Gods’s Own Country tells of the self and struggle – uncensored


Photo Credit: HOME Manchester

The opening scene of Francis Lee’s God’s Own Country gives its viewers a warning: this film will not cover up any cracks. The film tells the story of Johnny (Josh O’Connor), a troubled young farmer. In between binge drinking and casual sex, Johnny takes on much of the labour at his father’s farm. The family hire a Romanian migrant, Gheorghe (Alec Secareanu), to help for a week during lambing season, sparking off an unexpected complex relationship of hate, bitterness, frustration, and lust between the two young men.

It is a film stripped back: it doesn’t hide behind the clean and stylised shots you would get in a Hollywood movie. The story, of the life of a farmer, is a mundane one. But this does not allow for the film to shy away from the harsh realities that an everyday working life can face. There is violence, lust, compassion, and hate all found within a small farm in Yorkshire. It is full of sharp edges and shocking realities that we all know exist, but avoid facing. It’s a romance, without the bullshit.

The film is told from the perspective of Johnny, and the raw intensity of his story is fulfilled by the complete exposure of his life and everything he faces: from the graphic birthing of a lamb to Johnny vomiting after a night of heavy drinking. In this sense, it is a tale far from censored. At the hand of his father’s constant disapproval, Johnny is the epitome of a self-destructive young man. A character type frustrating to watch, but one which we can all identify with in one way or another. He is a boy who has been thrown into life, stuck between the duty of helping his father and the frustration of not being able to explore who he is. This internal turmoil sets out his path of ruination, one which we all as fallible human beings are susceptible to.

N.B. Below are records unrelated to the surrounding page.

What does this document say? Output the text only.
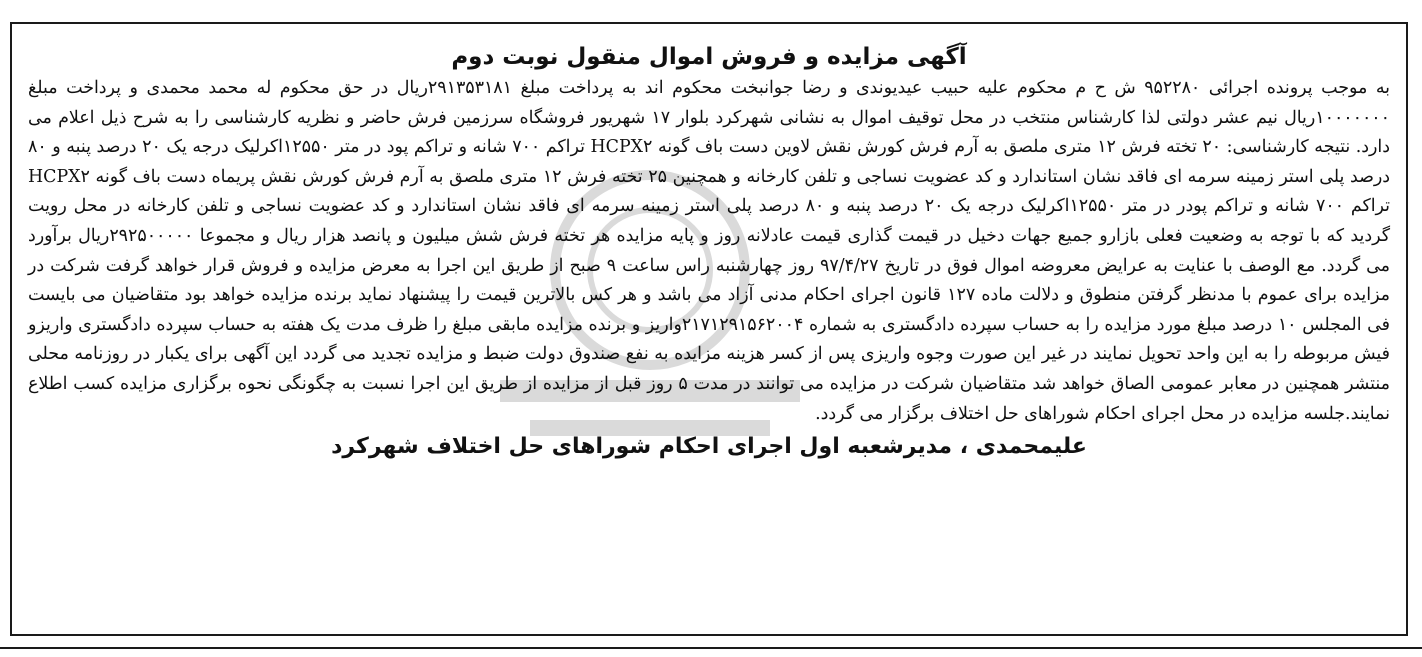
آگهی مزایده و فروش اموال منقول نوبت دوم

به موجب پرونده اجرائی ۹۵۲۲۸۰ ش ح م محکوم علیه حبیب عیدیوندی و رضا جوانبخت محکوم اند به پرداخت مبلغ ۲۹۱۳۵۳۱۸۱ریال در حق محکوم له محمد محمدی و پرداخت مبلغ ۱۰۰۰۰۰۰۰ریال نیم عشر دولتی لذا کارشناس منتخب در محل توقیف اموال به نشانی شهرکرد بلوار ۱۷ شهریور فروشگاه سرزمین فرش حاضر و نظریه کارشناسی را به شرح ذیل اعلام می دارد. نتیجه کارشناسی: ۲۰ تخته فرش ۱۲ متری ملصق به آرم فرش کورش نقش لاوین دست باف گونه HCPX۲ تراکم ۷۰۰ شانه و تراکم پود در متر ۱۲۵۵۰اکرلیک درجه یک ۲۰ درصد پنبه و ۸۰ درصد پلی استر زمینه سرمه ای فاقد نشان استاندارد و کد عضویت نساجی و تلفن کارخانه و همچنین ۲۵ تخته فرش ۱۲ متری ملصق به آرم فرش کورش نقش پریماه دست باف گونه HCPX۲ تراکم ۷۰۰ شانه و تراکم پودر در متر ۱۲۵۵۰اکرلیک درجه یک ۲۰ درصد پنبه و ۸۰ درصد پلی استر زمینه سرمه ای فاقد نشان استاندارد و کد عضویت نساجی و تلفن کارخانه در محل رویت گردید که با توجه به وضعیت فعلی بازارو جمیع جهات دخیل در قیمت گذاری قیمت عادلانه روز و پایه مزایده هر تخته فرش شش میلیون و پانصد هزار ریال و مجموعا ۲۹۲۵۰۰۰۰۰ریال برآورد می گردد. مع الوصف با عنایت به عرایض معروضه اموال فوق در تاریخ ۹۷/۴/۲۷ روز چهارشنبه راس ساعت ۹ صبح از طریق این اجرا به معرض مزایده و فروش قرار خواهد گرفت شرکت در مزایده برای عموم با مدنظر گرفتن منطوق و دلالت ماده ۱۲۷ قانون اجرای احکام مدنی آزاد می باشد و هر کس بالاترین قیمت را پیشنهاد نماید برنده مزایده خواهد بود متقاضیان می بایست فی المجلس ۱۰ درصد مبلغ مورد مزایده را به حساب سپرده دادگستری به شماره ۲۱۷۱۲۹۱۵۶۲۰۰۴واریز و برنده مزایده مابقی مبلغ را ظرف مدت یک هفته به حساب سپرده دادگستری واریزو فیش مربوطه را به این واحد تحویل نمایند در غیر این صورت وجوه واریزی پس از کسر هزینه مزایده به نفع صندوق دولت ضبط و مزایده تجدید می گردد این آگهی برای یکبار در روزنامه محلی منتشر همچنین در معابر عمومی الصاق خواهد شد متقاضیان شرکت در مزایده می توانند در مدت ۵ روز قبل از مزایده از طریق این اجرا نسبت به چگونگی نحوه برگزاری مزایده کسب اطلاع نمایند.جلسه مزایده در محل اجرای احکام شوراهای حل اختلاف برگزار می گردد.

علیمحمدی ، مدیرشعبه اول اجرای احکام شوراهای حل اختلاف شهرکرد
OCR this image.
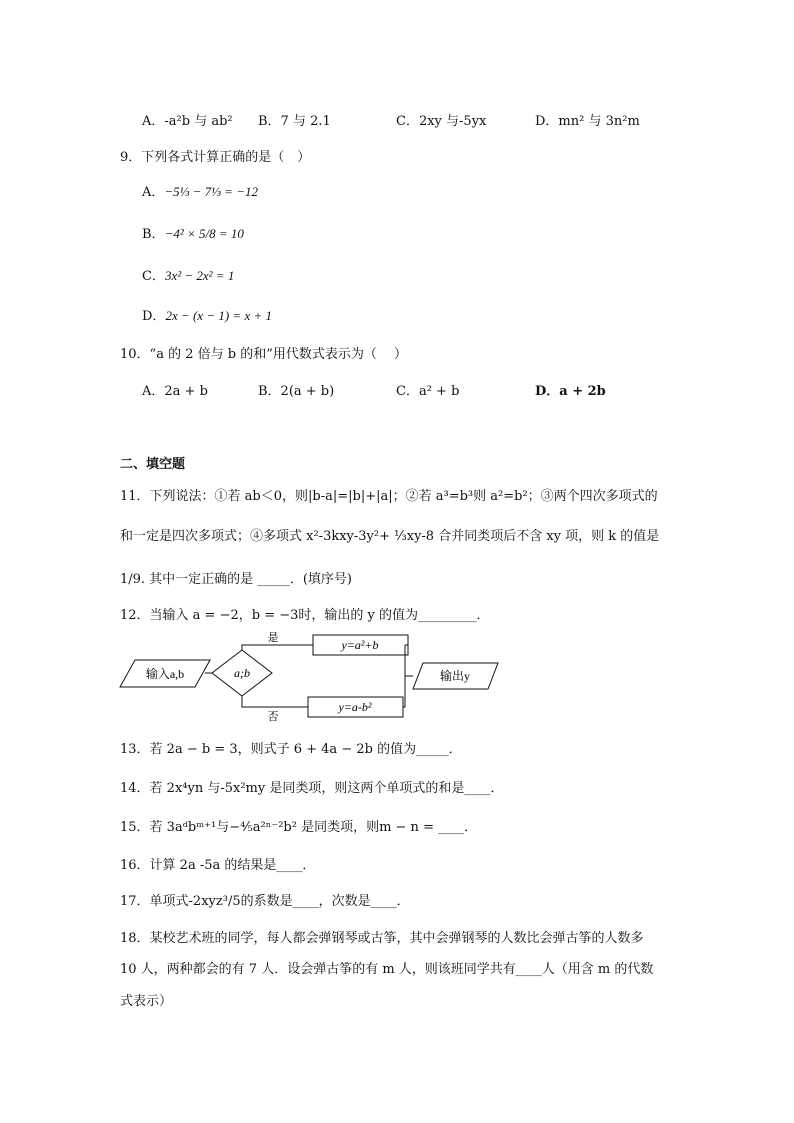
A．-a²b 与 ab² B．7 与 2.1	C．2xy 与-5yx	D．mn² 与 3n²m
9．下列各式计算正确的是（　）
A．−5⅓ − 7⅓ = −12
B．−4² × 5/8 = 10
C．3x² − 2x² = 1
D．2x − (x − 1) = x + 1
10．“a 的 2 倍与 b 的和”用代数式表示为（　 ）
A．2a + b	B．2(a + b)	C．a² + b	D．a + 2b
二、填空题
11．下列说法：①若 ab＜0，则|b-a|=|b|+|a|；②若 a³=b³则 a²=b²；③两个四次多项式的
和一定是四次多项式；④多项式 x²-3kxy-3y²+ ⅓xy-8 合并同类项后不含 xy 项，则 k 的值是
1/9. 其中一定正确的是 _____．(填序号)
12．当输入 a = −2，b = −3时，输出的 y 的值为_________．
输入a,b	a;b
是	y=a²+b
否
y=a-b²
输出y
13．若 2a − b = 3，则式子 6 + 4a − 2b 的值为_____．
14．若 2x⁴yn 与-5x²my 是同类项，则这两个单项式的和是____．
15．若 3aᵈbᵐ⁺¹与−⁴⁄₅a²ⁿ⁻²b² 是同类项，则m − n = ____．
16．计算 2a -5a 的结果是____．
17．单项式-2xyz³/5的系数是____，次数是____．
18．某校艺术班的同学，每人都会弹钢琴或古筝，其中会弹钢琴的人数比会弹古筝的人数多
10 人，两种都会的有 7 人．设会弹古筝的有 m 人，则该班同学共有____人（用含 m 的代数
式表示）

Johnny faces a hard hit of reality, and is forced to deal with the pressures that come with it. He encounters the difficulty one has of finding perspective when you’re stuck in the same routine for so long, one passed through generations. However, within this complex and raw reality, the film does not shy away from romanticism. At times, the love between these men explodes with charming compassion. They are two individuals, in love, and therefore victims of vulnerability that love gives. The film uses love in all its forms: its enlightening qualities, as well as its destructive ones. How love and heartbreak can wake you up, making you realise the changes you may need to make to your life.

Ultimately, through the complex psychology of its protagonist, the film’s plot considers why we self-destruct, and how love can set us free from this destructive mindset. It is an uncut story of the self.